While assessing the impact of CB on the brood size of the worms, we noticed, in addition to the decreased brood size, a strong delay in the egg-laying rate. Wild-type C. elegans lay eggs during five days at 20 °C with a peak at day 2. However, worms exposed to 0.025 µM CB lay eggs for 6 days with a peak at day 5. One possible interpretation is that exposed worms are coping with the presence of CB in their growth medium.

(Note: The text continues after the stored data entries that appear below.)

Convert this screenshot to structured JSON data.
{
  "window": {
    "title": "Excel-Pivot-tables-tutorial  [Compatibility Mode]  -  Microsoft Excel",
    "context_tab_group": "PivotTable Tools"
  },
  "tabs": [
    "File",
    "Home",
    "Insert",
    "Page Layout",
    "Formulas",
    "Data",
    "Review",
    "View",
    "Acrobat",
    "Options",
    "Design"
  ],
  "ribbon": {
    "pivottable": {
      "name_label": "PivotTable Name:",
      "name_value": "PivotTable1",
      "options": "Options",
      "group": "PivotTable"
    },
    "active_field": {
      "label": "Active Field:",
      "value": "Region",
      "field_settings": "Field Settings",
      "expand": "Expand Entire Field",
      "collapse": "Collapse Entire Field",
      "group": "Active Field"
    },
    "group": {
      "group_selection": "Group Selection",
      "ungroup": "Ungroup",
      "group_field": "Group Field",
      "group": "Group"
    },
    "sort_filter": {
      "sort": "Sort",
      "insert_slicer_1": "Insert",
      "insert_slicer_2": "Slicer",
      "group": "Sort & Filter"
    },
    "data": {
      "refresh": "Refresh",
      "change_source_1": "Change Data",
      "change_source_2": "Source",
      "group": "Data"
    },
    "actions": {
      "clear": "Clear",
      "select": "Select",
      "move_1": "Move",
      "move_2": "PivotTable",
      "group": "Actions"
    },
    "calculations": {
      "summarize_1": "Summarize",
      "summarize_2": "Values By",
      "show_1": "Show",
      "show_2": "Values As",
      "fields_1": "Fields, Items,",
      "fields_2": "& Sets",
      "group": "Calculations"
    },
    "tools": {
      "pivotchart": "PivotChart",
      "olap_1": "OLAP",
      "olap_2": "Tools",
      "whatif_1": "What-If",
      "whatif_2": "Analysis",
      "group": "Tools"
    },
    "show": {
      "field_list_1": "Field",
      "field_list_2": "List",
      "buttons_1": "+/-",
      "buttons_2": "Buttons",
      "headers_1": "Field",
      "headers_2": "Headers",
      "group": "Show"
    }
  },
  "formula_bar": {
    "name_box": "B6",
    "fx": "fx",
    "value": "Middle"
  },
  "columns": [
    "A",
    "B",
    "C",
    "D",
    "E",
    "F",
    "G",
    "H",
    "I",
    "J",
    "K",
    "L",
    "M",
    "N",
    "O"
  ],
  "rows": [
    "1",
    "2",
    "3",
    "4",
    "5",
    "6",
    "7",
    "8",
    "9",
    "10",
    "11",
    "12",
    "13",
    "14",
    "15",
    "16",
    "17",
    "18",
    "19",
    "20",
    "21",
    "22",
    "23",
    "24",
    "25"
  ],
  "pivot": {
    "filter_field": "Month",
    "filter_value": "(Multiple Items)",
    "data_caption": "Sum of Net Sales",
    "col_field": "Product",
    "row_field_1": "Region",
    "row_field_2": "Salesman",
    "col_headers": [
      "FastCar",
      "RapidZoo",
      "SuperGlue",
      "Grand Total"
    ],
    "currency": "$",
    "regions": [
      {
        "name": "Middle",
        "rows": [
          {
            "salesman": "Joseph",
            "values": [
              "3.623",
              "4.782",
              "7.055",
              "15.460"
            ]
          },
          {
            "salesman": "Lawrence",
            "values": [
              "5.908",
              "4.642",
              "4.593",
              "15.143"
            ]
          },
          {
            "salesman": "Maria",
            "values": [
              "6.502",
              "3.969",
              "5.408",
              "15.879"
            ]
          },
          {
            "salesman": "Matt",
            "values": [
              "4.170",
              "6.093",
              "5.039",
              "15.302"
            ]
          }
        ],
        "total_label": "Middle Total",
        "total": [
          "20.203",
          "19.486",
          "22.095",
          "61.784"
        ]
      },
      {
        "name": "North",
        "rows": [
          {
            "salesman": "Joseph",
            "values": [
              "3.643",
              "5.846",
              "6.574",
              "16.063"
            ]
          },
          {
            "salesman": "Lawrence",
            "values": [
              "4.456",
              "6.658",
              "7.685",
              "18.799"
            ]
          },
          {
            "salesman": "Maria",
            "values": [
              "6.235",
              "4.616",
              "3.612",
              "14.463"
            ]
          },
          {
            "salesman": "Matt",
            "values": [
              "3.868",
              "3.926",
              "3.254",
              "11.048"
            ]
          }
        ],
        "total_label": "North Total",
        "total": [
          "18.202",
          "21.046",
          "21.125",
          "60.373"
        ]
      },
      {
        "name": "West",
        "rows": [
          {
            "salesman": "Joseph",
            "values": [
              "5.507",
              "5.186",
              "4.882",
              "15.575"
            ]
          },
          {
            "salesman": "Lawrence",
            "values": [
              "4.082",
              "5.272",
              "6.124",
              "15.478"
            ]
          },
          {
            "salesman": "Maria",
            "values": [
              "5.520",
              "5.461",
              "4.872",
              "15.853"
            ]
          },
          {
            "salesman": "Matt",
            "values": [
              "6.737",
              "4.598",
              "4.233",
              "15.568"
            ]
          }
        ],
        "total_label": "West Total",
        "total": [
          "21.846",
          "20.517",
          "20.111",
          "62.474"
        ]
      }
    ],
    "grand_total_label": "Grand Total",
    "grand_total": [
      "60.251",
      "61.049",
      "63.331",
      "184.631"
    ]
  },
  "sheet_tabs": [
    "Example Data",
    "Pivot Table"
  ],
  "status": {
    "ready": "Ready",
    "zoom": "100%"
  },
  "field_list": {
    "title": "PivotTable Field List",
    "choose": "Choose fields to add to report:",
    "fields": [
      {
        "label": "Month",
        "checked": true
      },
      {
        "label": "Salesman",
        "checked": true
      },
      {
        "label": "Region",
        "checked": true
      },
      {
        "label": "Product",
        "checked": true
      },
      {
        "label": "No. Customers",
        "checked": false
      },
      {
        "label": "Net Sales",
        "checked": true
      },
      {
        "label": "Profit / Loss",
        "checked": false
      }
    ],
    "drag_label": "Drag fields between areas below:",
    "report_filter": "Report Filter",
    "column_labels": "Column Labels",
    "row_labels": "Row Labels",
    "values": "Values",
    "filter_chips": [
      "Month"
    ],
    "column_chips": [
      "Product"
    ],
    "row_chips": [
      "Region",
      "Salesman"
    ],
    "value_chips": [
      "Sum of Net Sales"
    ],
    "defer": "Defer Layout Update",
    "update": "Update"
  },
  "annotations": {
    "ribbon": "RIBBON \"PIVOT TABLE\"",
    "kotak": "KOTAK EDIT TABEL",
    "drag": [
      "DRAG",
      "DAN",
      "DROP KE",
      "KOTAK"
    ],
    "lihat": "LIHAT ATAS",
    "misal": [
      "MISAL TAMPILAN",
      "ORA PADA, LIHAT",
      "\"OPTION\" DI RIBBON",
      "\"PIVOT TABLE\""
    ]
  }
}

Our transcriptomic analysis revealed a strong metabolic response to CB exposure. Enrichment analysis revealed that genes encoding cytochrome P450s and UGTs are highly represented (Supplementary File S1). These detoxifying proteins add functional groups onto xenobiotic agents to solubilize them in the cell, facilitating their elimination. The over-representation of these enzymes in our dataset is consistent with a strong transcriptional response of the worm to CB exposure. However, we observed downregulation of 9 out of the 10 UGTs, which suggests that CB treatment induces only the expression of one specific UGT. Similarly, only a subset of UGTs were shown to be induced in Meloidogyne incognita upon treatment by nematicides such as fluensulfone and oxamyl [39]. Interestingly, genes encoding cytochrome P450s were also shown to be deregulated in Meloidogyne incognita upon treatment with various nematicides, including fluopyram [39]. cyp-25A1 and cyp-13A12 were found to be deregulated in PPN as in C. elegans upon exposure to various nematicides [39]. This shows that C. elegans shares similarities with PPN in its transcriptional response to nematicides and that it can be used to further investigate the impact of CB on nematodes.

Overall, our findings not only revealed the impact of CB on the reproduction and development of C. elegans but also the previously unknown molecular action of this nematicide that was not known so far. This study will contribute to further evaluating the potential resistance of nematodes against nematicides and to plan the elaboration of new drugs against PPNs.